Prometheus fails to evaluate apiserver_request_total default rule due to loading too many samples into memory

Overview/Background

When running prometheus-operator version 8.12.14 or newer, you may observe that the code_verb:apiserver_request_total:increase30d rule fails to evaluate due to it loading too many samples into memory.

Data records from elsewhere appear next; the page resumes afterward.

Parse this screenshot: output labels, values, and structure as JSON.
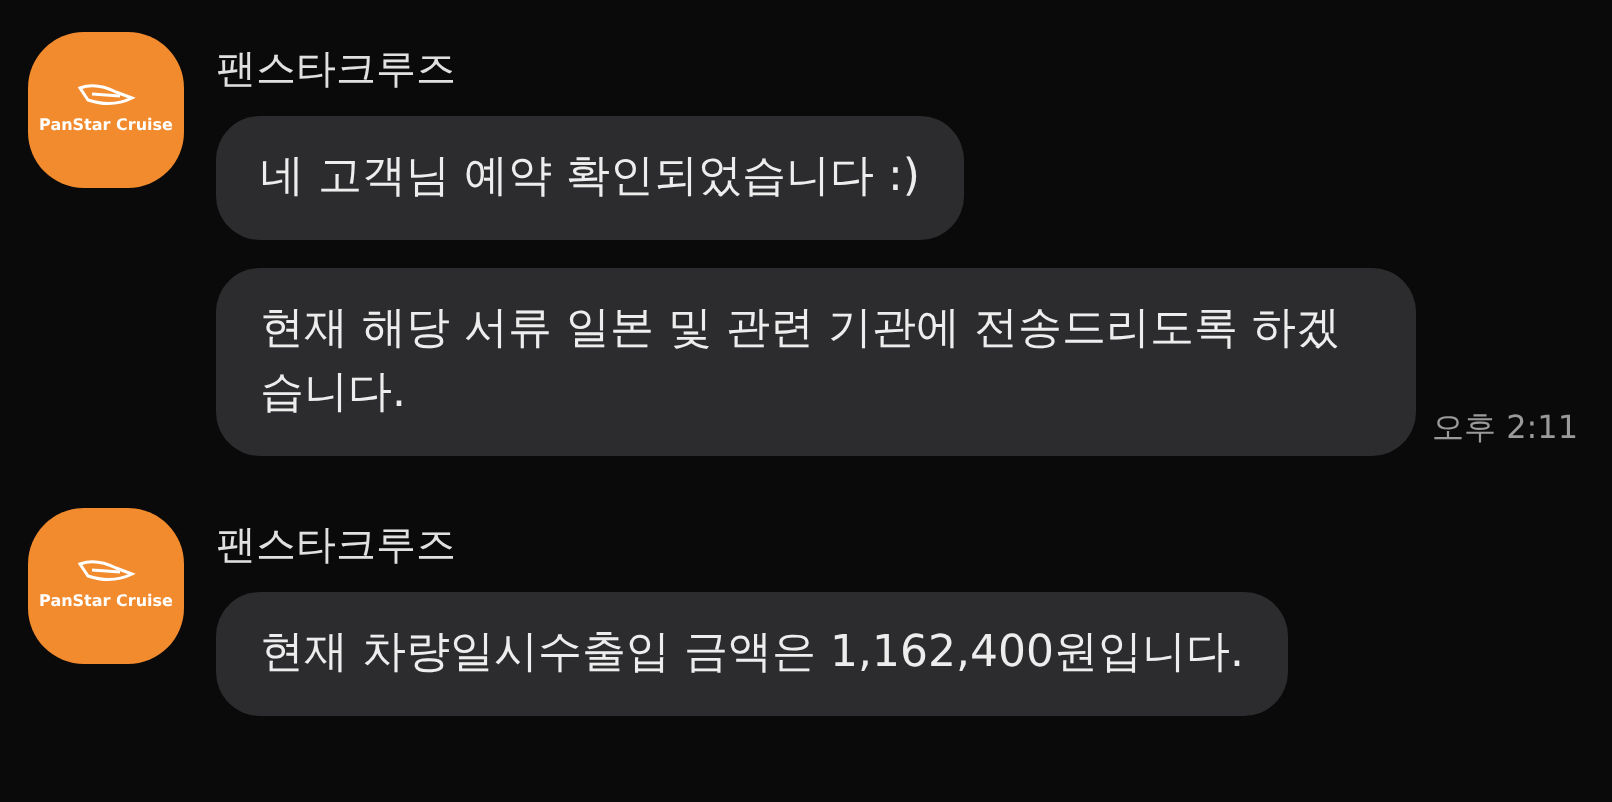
{
  "groups": [
    {
      "sender": "팬스타크루즈",
      "avatar_logo": "PanStar Cruise",
      "messages": [
        {
          "text": "네 고객님 예약 확인되었습니다 :)"
        },
        {
          "text": "현재 해당 서류 일본 및 관련 기관에 전송드리도록 하겠습니다."
        }
      ],
      "time": "오후 2:11"
    },
    {
      "sender": "팬스타크루즈",
      "avatar_logo": "PanStar Cruise",
      "messages": [
        {
          "text": "현재 차량일시수출입 금액은 1,162,400원입니다."
        }
      ]
    }
  ]
}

In this scenario, you will observe log messages such as:

level=warn ts=2020-07-22T12:11:22.244Z caller=manager.go:534 component="rule manager" group=kube-apiserver.rules msg="Evaluating rule failed" rule="record: code_verb:apiserver_request_total:increase30d\nexpr: sum by(code, verb) (increase(apiserver_request_total{job=\"apiserver\"}[30d]))\n" err="query processing would load too many samples into memory in query execution"

Solution

As a temporary workaround, we suggest increasing the QuerySpec maxSamples to a suitable value via your Konvoy cluster's cluster.yaml:

    - name: prometheus
      enabled: true
      values: |
        prometheus:
          prometheusSpec:
            query:
              maxSamples:

After making the change in your cluster.yaml, you can update your cluster's addons by executing:

konvoy deploy addons -y

To permanently resolve the issue, you should upgrade to the latest version of Konvoy (and the associated Kubernetes Base Addons).